The captain had charted a course so they could find an end to this vicious curse, these nightmares that haunted them even during the day. He had once met a medicine lady who might be able to help them in New Telouse, but by the time he had turned around and realized it was not just him having these nightly terrors it had already been too late for many of his men who had already lost themselves to madness. He was without a quartermaster or a cook at the moment, and the captain himself was manning the helm this night. He was wearing the thickest coat he had, but the cold was still biting deep into his bones. He was alone on the deck except for that strange bird of Metiers, who was on his shoulder simply watching him and seemingly unaffected by the cold at all. Shivering, the captain was tempted to cook the acursed thing.
It was getting colder he realized and his lack of sleep was making him drift off unwillingly to the nightmares and what may be his death by the cold. He quickly slapped himself roughly to prevent this, and when that didn’t work he started to punch his arm. None of it was good enough though to fight what was coming. Dazed and in fear of falling asleep to never wake again, he turned about until he saw a knife. In his desperation he reached out and gripped it and stabbed himself in the leg.
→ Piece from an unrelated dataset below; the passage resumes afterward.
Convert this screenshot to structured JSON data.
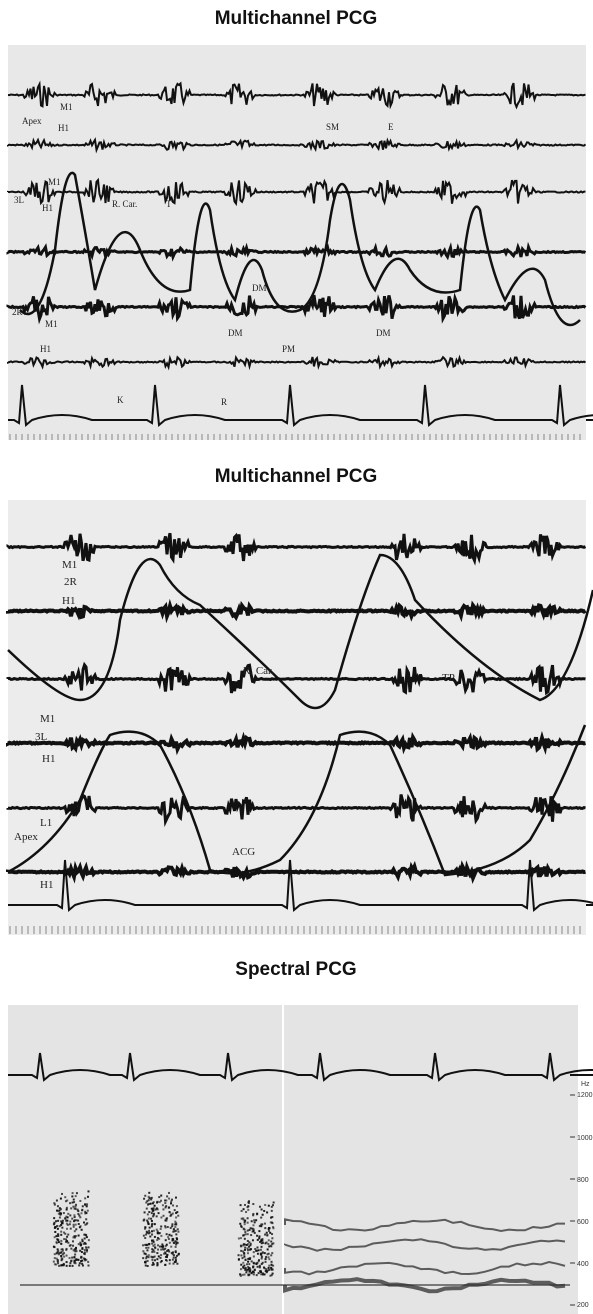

He screamed out and woke in his own bed. He was still cold, just as cold as if he had been outside and only getting colder…except that his leg still felt like it had something in it. He quickly threw off the blanket and found the knife jutting out of his leg. He weakly screamed out in pain and confusion, but no one came to help him and he fell back exhausted, his breathing becoming slower and more shallow.
“You are not awake, even now,” An unfamiliar voice told him. Turning his head was all that the Captain could manage and he found no one in his room…except that bird. It was staring at him intently, as if it had spoken…but that was impossible. That was just madness…
“Wha’…wha’…”
“There is no need to tell you what has been happening to you, but I will tell you why you were dreaming about freezing to death in the cold and why you were so desperate to avoid that fate. Because in the waking world, you are freezing to death, Captain.” The voice spoke mockingly. The raven, if that was even what had been speaking, flapped it’s wings, took flight, and vanished leaving the captain there to drift into the darkness in his own mind alone.
***
Aessesser looked down at the ships crew, who had destroyed their own ship during a mutiny and it had burned down around them. Only one had escaped both the mutiny and then the fate of drifting off to sleep and then freezing to death after their ship had sunk beneath the waves.
Aessesser felt satisfied, unlike with Metier it had not been interested in protecting these men or helping them avoid their fates. It had intentionally served as a beacon leading Lionheart right to them whenever they would fall asleep. After the last man died in the water it felt a pull once again, as it knew it would. It had to find another doomed soul to watch now.
It took flight and was not disappointed that it had been pulled to the one man who had gotten into a life boat and had survived, for the moment. The fact that Aessesser felt pulled to the man though meant that there was almost no hope for him. It simply followed him in the air for now, letting him think he’d escaped for the moment…
In the morning the man had landed on the coast, and he had thought himself safe until Aessesser landed near him. His superstitious mind stared at the avian as if it was the devil causing all of his woe and sorrows, it tried to attack him but Aessesser was too fast for the weakened sailor. He left the small life boat and made his way inland, always turning to watch at Aessesser followed him, never letting him out of it’s sight.
Aessesser saw someone approaching on horseback long before the man heard the approach, but it wasn’t until the sound of the hoofbeats reached his ears that the last strand of his sanity broke and the man who would have rescued him instead had to restrain a the sailor who would not stop screaming about horses, ravens, and dreams.
((Answer to those good questions about whether the voices were real, if he had allowed something in that influenced him, or if he was just crazy.
Aessesser was really speaking to him, he had let in something or someone that was influencing him, and yet quite a few of those voices such as the mischevous voice that kept messing with him was his own broken mind talking to himself.))
I am a monster, and I love it.
Also, the minds of sailors are delicious.